Catherine was especially ebullient when they picked her up, bouncing around in the back seat even after Holly scolded her to put her seat belt on. They didn’t bring up school, and she seemed happier than she had the last few times they’d been together. After he got both girls situated in the guest room, they went to dinner at his favorite Italian place in downtown New Haven.

“I watched your thing, Dad,” Catherine told him. “On Slapdish. It’s got like two hundred thousand views. Loved it when you gave it cold to those bitches.”

“Don’t encourage him,” said Holly.

“Do you see what everyone’s saying about you?” she asked. “You have your own hashtag. And there’s a deepfake vid of you making out with that lady governor.”

Holly sighed loudly. “Not ‘lady’ governor, Cat. Just ‘governor.’ Jesus.”

Catherine tossed back her wine. She’d already lapped her sister by a glass. “Whatever. I’m not voting for any of them.”

“Cat,” said Holly, who should have known her younger sister was baiting her but, like a fish, could never seem to resist the gleaming bit of tinfoil. “You really want to have this argument?”

“What? They’re all a bunch of jabronis. I’m not taking part in their little stage play.”

Before Holly could go into a full-bore lecture, Tony kept the peace. “You’re voting, Khaleesi,” he told her. “And you’re voting for whoever your sister tells you to vote for.”

The next day it was too cold to do anything other than go to a movie—some claptrap piece of shit with a crumbling Brad Pitt. Then they walked around the mall, and he let them pry whatever they wanted from him. He bought Holly a new dress and Catherine got him for two pairs of jeans, a revealing top he’d prefer not to imagine her wearing, and an extremely expensive Coach handbag.

While they waited for her to come out of another dressing room, Tony asked Holly about work.

“So have you met the Anointed One yet? Has Morris even come to the New York offices?”

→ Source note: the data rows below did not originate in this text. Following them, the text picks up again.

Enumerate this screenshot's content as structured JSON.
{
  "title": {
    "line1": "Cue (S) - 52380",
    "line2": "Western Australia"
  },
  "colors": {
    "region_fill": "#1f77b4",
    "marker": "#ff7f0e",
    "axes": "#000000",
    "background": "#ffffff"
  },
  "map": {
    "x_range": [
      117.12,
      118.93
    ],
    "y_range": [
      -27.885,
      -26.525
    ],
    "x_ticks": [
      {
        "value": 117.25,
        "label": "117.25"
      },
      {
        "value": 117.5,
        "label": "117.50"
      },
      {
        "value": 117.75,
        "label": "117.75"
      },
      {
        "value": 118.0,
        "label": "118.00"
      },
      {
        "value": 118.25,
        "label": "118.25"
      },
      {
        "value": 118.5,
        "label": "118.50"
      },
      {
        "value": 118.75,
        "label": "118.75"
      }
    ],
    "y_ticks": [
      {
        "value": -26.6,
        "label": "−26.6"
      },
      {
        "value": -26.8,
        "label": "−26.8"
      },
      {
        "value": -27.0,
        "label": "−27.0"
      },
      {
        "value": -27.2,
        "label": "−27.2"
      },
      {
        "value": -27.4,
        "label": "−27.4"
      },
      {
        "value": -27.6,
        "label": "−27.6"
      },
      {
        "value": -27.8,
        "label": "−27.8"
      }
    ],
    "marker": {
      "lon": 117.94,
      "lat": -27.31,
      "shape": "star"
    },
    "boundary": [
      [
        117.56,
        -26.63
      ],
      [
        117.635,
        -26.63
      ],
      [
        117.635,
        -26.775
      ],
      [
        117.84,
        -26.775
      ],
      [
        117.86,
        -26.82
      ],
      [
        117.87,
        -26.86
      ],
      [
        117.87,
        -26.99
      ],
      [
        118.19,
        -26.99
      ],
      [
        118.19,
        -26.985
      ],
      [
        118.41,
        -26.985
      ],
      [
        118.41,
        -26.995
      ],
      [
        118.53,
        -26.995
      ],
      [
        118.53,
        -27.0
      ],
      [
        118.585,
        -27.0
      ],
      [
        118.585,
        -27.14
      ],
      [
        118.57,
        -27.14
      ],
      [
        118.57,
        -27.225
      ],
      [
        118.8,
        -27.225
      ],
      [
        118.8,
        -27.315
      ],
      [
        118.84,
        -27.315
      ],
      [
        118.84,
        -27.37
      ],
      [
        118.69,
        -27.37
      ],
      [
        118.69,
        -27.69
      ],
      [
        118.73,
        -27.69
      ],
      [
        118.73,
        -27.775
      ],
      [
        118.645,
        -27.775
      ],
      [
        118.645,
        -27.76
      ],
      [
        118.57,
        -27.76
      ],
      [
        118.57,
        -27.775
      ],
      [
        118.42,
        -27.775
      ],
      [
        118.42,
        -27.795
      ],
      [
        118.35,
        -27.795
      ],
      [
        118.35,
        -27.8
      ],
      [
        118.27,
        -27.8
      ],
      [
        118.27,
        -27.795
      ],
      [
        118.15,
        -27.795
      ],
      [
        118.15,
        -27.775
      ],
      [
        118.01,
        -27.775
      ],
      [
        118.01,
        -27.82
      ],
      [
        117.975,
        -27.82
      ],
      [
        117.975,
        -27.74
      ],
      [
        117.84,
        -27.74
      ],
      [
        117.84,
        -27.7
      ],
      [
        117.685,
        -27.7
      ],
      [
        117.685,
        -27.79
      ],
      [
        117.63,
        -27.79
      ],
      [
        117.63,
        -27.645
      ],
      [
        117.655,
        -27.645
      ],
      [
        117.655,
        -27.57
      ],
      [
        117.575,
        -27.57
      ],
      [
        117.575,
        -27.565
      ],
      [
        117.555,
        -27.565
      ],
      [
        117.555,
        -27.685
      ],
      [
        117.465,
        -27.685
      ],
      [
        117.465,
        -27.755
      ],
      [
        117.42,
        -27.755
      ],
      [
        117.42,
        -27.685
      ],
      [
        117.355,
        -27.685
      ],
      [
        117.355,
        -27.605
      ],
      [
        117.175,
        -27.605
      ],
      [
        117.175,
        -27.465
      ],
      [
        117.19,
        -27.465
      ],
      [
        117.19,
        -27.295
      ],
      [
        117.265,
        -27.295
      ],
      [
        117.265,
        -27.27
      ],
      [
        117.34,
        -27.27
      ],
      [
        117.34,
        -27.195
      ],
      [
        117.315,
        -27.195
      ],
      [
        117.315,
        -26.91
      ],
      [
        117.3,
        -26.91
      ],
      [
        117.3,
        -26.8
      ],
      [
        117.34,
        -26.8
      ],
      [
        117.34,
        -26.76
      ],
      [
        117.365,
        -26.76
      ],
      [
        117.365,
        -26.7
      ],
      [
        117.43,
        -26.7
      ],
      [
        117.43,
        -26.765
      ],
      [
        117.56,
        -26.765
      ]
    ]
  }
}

“Not yet. I’m still bottom of the pile,” she said, shrugging. “It’s what I expected.”

“Don’t they know your father wrote the book on this subject?”

“I think that’s why I’m not getting any special favors. Why I’m stuck in a VR set asking people in Slapdish worldes for spare change.”

He rubbed her back. “You’re probably already the smartest person in that whole organization.”

She smiled. Holly was still only a glorified canvasser at A Fierce Blue Fire. He knew she felt like her talents, energy, and ambition were spoiling. “Dad, you’re not a reliable source of comfort. Too many biases.”

“Bullshit. I read the Vanity Fair article. You’ll be running that place like it’s your pet goat in no time.”

Holly cracked up. “What?”

“I don’t know. Just came out.” Tony smiled at her. He’d lost his mom as a teenager, his wife in his thirties, and his dad had passed away in ’21. At that point, it felt like his life’s skin was sloughing off, and he’d grown coldly accustomed to the people he loved leaving him. Then at his dad’s funeral, Holly had given the funniest, most moving eulogy about her grandfather, and Tony had gritted through this moment, his few remaining hairs blown back in shock. His daughter was an adult, and she would do things he would never be able to predict.